Em tese, o Supremo Tribunal Federal (STF) tem uma função específica: defender a Constituição Federal de 1988. No entanto, na prática, a nomeação de novos ministros tem se desvirtuado para proteger a linha de ação de quem os indica, especialmente na área criminal. Em última instância, a função do STF pode se resumir a evitar que ex-presidentes vão para a Prisão, o que se tornará a nova tarefa do nomeado, que certamente não será mencionada em seu discurso de posse.
Essa realidade soa absurda, mas tem sido a tônica no Brasil nos últimos anos. A corte tem atuado diretamente em decisões que levaram ex-mandatários ao cárcere ou à sua libertação. Em 2018, por exemplo, o STF rejeitou um habeas corpus, abrindo caminho para o TRF-4 determinar a prisão de Luiz Inácio Lula da Silva por corrupção passiva e lavagem de dinheiro, no âmbito da Operação Lava Jato.
Reviravolta e Prisão em Segunda Instância
Em 2019, uma reviravolta jurídico-política mudou o cenário. No dia 7 de novembro, o STF considerou a prisão em segunda instância inconstitucional por 6 votos a 5, proibindo o início do cumprimento da pena antes do trânsito em julgado. Lula foi solto no dia seguinte. Em 2021, o Supremo suspendeu a inelegibilidade do ex-presidente por 8 votos a 3, e o caso que o atormentava prescreveu.
Quatro anos depois, muitos desses mesmos ministros participaram do recente julgamento que condenou Jair Bolsonaro em setembro por tentativa de golpe de Estado. Um cenário historicamente confuso.
Razões Políticas na Nomeação de Ministros
Podemos alegar que a Constituição é complexa e sujeita a múltiplas interpretações, ou até falar de pós-modernismo, onde a lógica cede lugar a um grande vale-tudo. Contudo, as razões para os ministros do STF serem nomeados por motivos políticos estão relacionadas ao julgamento do chamado mensalão em 2012. Na ocasião, juízes considerados independentes, nomeados pelo PT, agiram como algozes da sigla, a começar pelo relator, o ministro Joaquim Barbosa. O ex-dirigente José Dirceu acusou o ministro Luiz Fux de trair um acordo para poupar petistas no caso.

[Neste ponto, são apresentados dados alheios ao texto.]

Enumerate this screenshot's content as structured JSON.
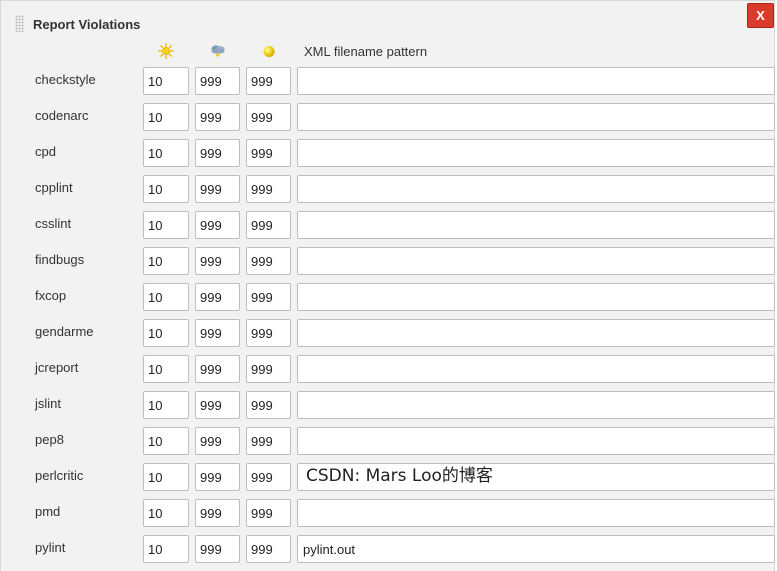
{
  "header": {
    "title": "Report Violations",
    "close_label": "X"
  },
  "columns": {
    "sunny_icon": "sun-icon",
    "stormy_icon": "storm-cloud-icon",
    "unstable_icon": "yellow-ball-icon",
    "pattern_label": "XML filename pattern"
  },
  "colors": {
    "close_button": "#d93a2b",
    "sun": "#f5c400",
    "storm": "#6d8fb0",
    "ball": "#f1d21c"
  },
  "violations": [
    {
      "name": "checkstyle",
      "min": "10",
      "max": "999",
      "unstable": "999",
      "pattern": ""
    },
    {
      "name": "codenarc",
      "min": "10",
      "max": "999",
      "unstable": "999",
      "pattern": ""
    },
    {
      "name": "cpd",
      "min": "10",
      "max": "999",
      "unstable": "999",
      "pattern": ""
    },
    {
      "name": "cpplint",
      "min": "10",
      "max": "999",
      "unstable": "999",
      "pattern": ""
    },
    {
      "name": "csslint",
      "min": "10",
      "max": "999",
      "unstable": "999",
      "pattern": ""
    },
    {
      "name": "findbugs",
      "min": "10",
      "max": "999",
      "unstable": "999",
      "pattern": ""
    },
    {
      "name": "fxcop",
      "min": "10",
      "max": "999",
      "unstable": "999",
      "pattern": ""
    },
    {
      "name": "gendarme",
      "min": "10",
      "max": "999",
      "unstable": "999",
      "pattern": ""
    },
    {
      "name": "jcreport",
      "min": "10",
      "max": "999",
      "unstable": "999",
      "pattern": ""
    },
    {
      "name": "jslint",
      "min": "10",
      "max": "999",
      "unstable": "999",
      "pattern": ""
    },
    {
      "name": "pep8",
      "min": "10",
      "max": "999",
      "unstable": "999",
      "pattern": ""
    },
    {
      "name": "perlcritic",
      "min": "10",
      "max": "999",
      "unstable": "999",
      "pattern": ""
    },
    {
      "name": "pmd",
      "min": "10",
      "max": "999",
      "unstable": "999",
      "pattern": ""
    },
    {
      "name": "pylint",
      "min": "10",
      "max": "999",
      "unstable": "999",
      "pattern": "pylint.out"
    }
  ],
  "watermark": "CSDN: Mars Loo的博客"
}
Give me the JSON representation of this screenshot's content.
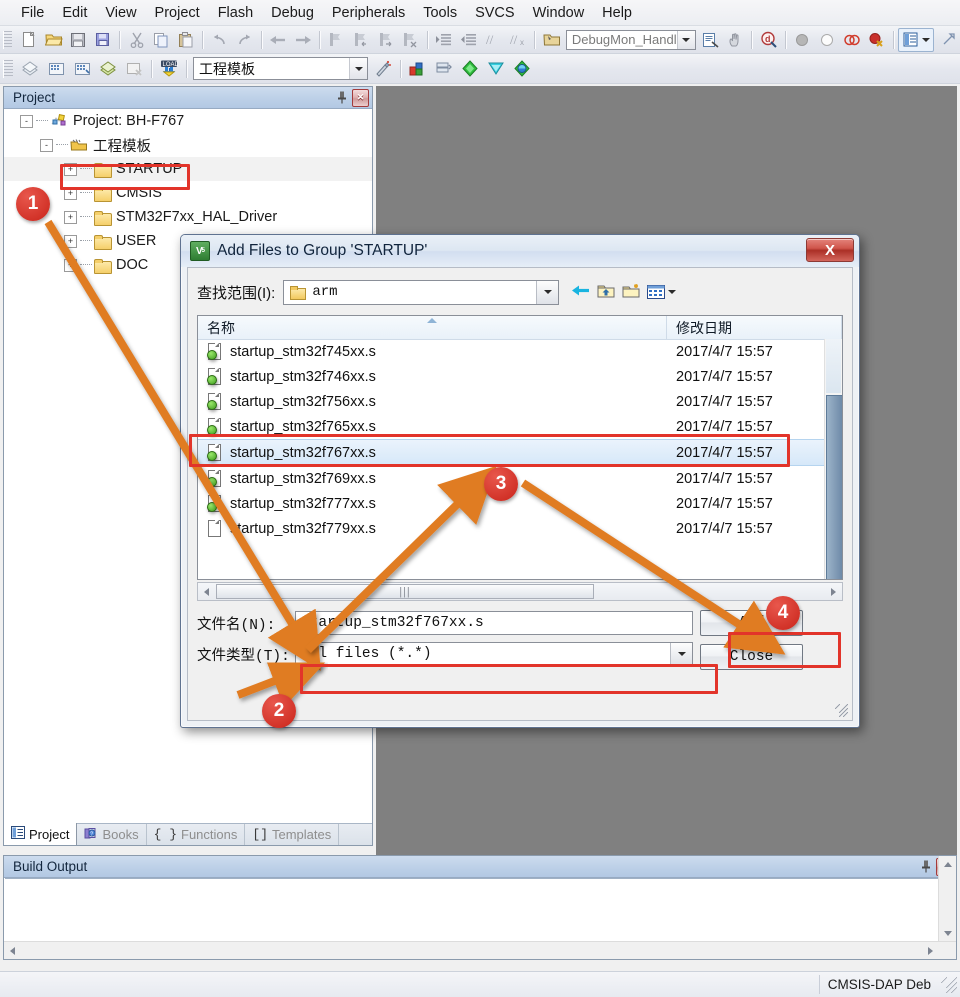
{
  "menu": {
    "items": [
      "File",
      "Edit",
      "View",
      "Project",
      "Flash",
      "Debug",
      "Peripherals",
      "Tools",
      "SVCS",
      "Window",
      "Help"
    ]
  },
  "toolbar1": {
    "debug_combo_value": "DebugMon_Handler",
    "icons": [
      "new-file-icon",
      "open-file-icon",
      "save-icon",
      "save-all-icon",
      "cut-icon",
      "copy-icon",
      "paste-icon",
      "undo-icon",
      "redo-icon",
      "back-icon",
      "forward-icon",
      "bookmark-toggle-icon",
      "bookmark-prev-icon",
      "bookmark-next-icon",
      "bookmark-clear-icon",
      "indent-icon",
      "outdent-icon",
      "comment-icon",
      "uncomment-icon",
      "function-browse-icon",
      "find-in-files-icon",
      "hand-icon",
      "debug-query-icon",
      "breakpoint-filled-icon",
      "breakpoint-empty-icon",
      "breakpoint-disable-icon",
      "breakpoint-kill-icon",
      "window-layout-icon"
    ]
  },
  "toolbar2": {
    "target_combo_value": "工程模板",
    "icons": [
      "translate-icon",
      "build-icon",
      "rebuild-icon",
      "batch-build-icon",
      "stop-build-icon",
      "download-icon",
      "target-options-icon",
      "manage-project-items-icon",
      "multi-project-icon",
      "pack-installer-icon",
      "run-time-env-icon",
      "configuration-wizard-icon"
    ]
  },
  "project_panel": {
    "title": "Project",
    "pin_icon": "pin-icon",
    "close_icon": "close-icon",
    "tree": [
      {
        "label": "Project: BH-F767",
        "depth": 0,
        "toggle": "-",
        "icon": "project-icon"
      },
      {
        "label": "工程模板",
        "depth": 1,
        "toggle": "-",
        "icon": "target-icon"
      },
      {
        "label": "STARTUP",
        "depth": 2,
        "toggle": "+",
        "icon": "folder-icon",
        "selected": true
      },
      {
        "label": "CMSIS",
        "depth": 2,
        "toggle": "+",
        "icon": "folder-icon"
      },
      {
        "label": "STM32F7xx_HAL_Driver",
        "depth": 2,
        "toggle": "+",
        "icon": "folder-icon"
      },
      {
        "label": "USER",
        "depth": 2,
        "toggle": "+",
        "icon": "folder-icon"
      },
      {
        "label": "DOC",
        "depth": 2,
        "toggle": "+",
        "icon": "folder-icon"
      }
    ],
    "tabs": [
      {
        "label": "Project",
        "icon": "project-tab-icon",
        "active": true
      },
      {
        "label": "Books",
        "icon": "books-tab-icon",
        "active": false
      },
      {
        "label": "Functions",
        "icon": "functions-tab-icon",
        "active": false
      },
      {
        "label": "Templates",
        "icon": "templates-tab-icon",
        "active": false
      }
    ]
  },
  "build_output": {
    "title": "Build Output",
    "pin_icon": "pin-icon",
    "close_icon": "close-icon",
    "content": ""
  },
  "status_bar": {
    "debugger": "CMSIS-DAP Deb"
  },
  "dialog": {
    "title": "Add Files to Group 'STARTUP'",
    "app_icon": "keil-uvision-icon",
    "close_label": "X",
    "look_in_label": "查找范围(I):",
    "look_in_value": "arm",
    "nav_icons": [
      "back-arrow-icon",
      "up-folder-icon",
      "new-folder-icon",
      "views-icon"
    ],
    "columns": [
      "名称",
      "修改日期"
    ],
    "files": [
      {
        "name": "startup_stm32f745xx.s",
        "date": "2017/4/7 15:57",
        "selected": false
      },
      {
        "name": "startup_stm32f746xx.s",
        "date": "2017/4/7 15:57",
        "selected": false
      },
      {
        "name": "startup_stm32f756xx.s",
        "date": "2017/4/7 15:57",
        "selected": false
      },
      {
        "name": "startup_stm32f765xx.s",
        "date": "2017/4/7 15:57",
        "selected": false
      },
      {
        "name": "startup_stm32f767xx.s",
        "date": "2017/4/7 15:57",
        "selected": true
      },
      {
        "name": "startup_stm32f769xx.s",
        "date": "2017/4/7 15:57",
        "selected": false
      },
      {
        "name": "startup_stm32f777xx.s",
        "date": "2017/4/7 15:57",
        "selected": false
      },
      {
        "name": "startup_stm32f779xx.s",
        "date": "2017/4/7 15:57",
        "selected": false
      }
    ],
    "file_name_label": "文件名(N):",
    "file_name_value": "startup_stm32f767xx.s",
    "file_type_label": "文件类型(T):",
    "file_type_value": "All files (*.*)",
    "add_button": "Add",
    "close_button": "Close"
  },
  "annotations": {
    "accent_color": "#e2342a",
    "arrow_color": "#e07b20",
    "markers": [
      {
        "label": "1"
      },
      {
        "label": "2"
      },
      {
        "label": "3"
      },
      {
        "label": "4"
      }
    ],
    "highlight_boxes": [
      "startup-tree-node",
      "selected-file-row",
      "file-type-combo",
      "add-button"
    ]
  }
}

O verniz da escolha por notório saber jurídico foi deixado de lado. Ministros passaram a ser vistos como guarda-costas de quem os indicou. A nomeação de Alexandre de Moraes, por exemplo, ocorreu após sua ação contra o hacker que extorquia a família da futura primeira-dama Marcela Temer. Exerceu cargos de secretário de Segurança Pública de São Paulo e ministro da Justiça antes de ingressar no Supremo.
Nomeações sob Bolsonaro e Lula
Jair Bolsonaro nomeou para o STF o ex-AGU André Mendonça, que tem se comportado como aliado, embora possivelmente insatisfeito com o ministro Nunes Marques, que votou pela Permanência de Moraes à frente do inquérito que levou Bolsonaro à prisão.
Lula, em seu terceiro mandato, nomeou seu advogado pessoal, Cristiano Zanin, e o ex-ministro da Justiça Flávio Dino. É difícil formular uma teoria que não considere que se trata de um processo de blindagem.
Lamentam todos que ainda acreditam numa teoria pura do direito, como preconizava Hans Kelsen. A execução da lei seria uma ação objetiva, como ler um manual. Contudo, os jogos de interesse são mais complexos e não comportam erros de cálculo político, onde um equívoco pode resultar em um período no cárcere.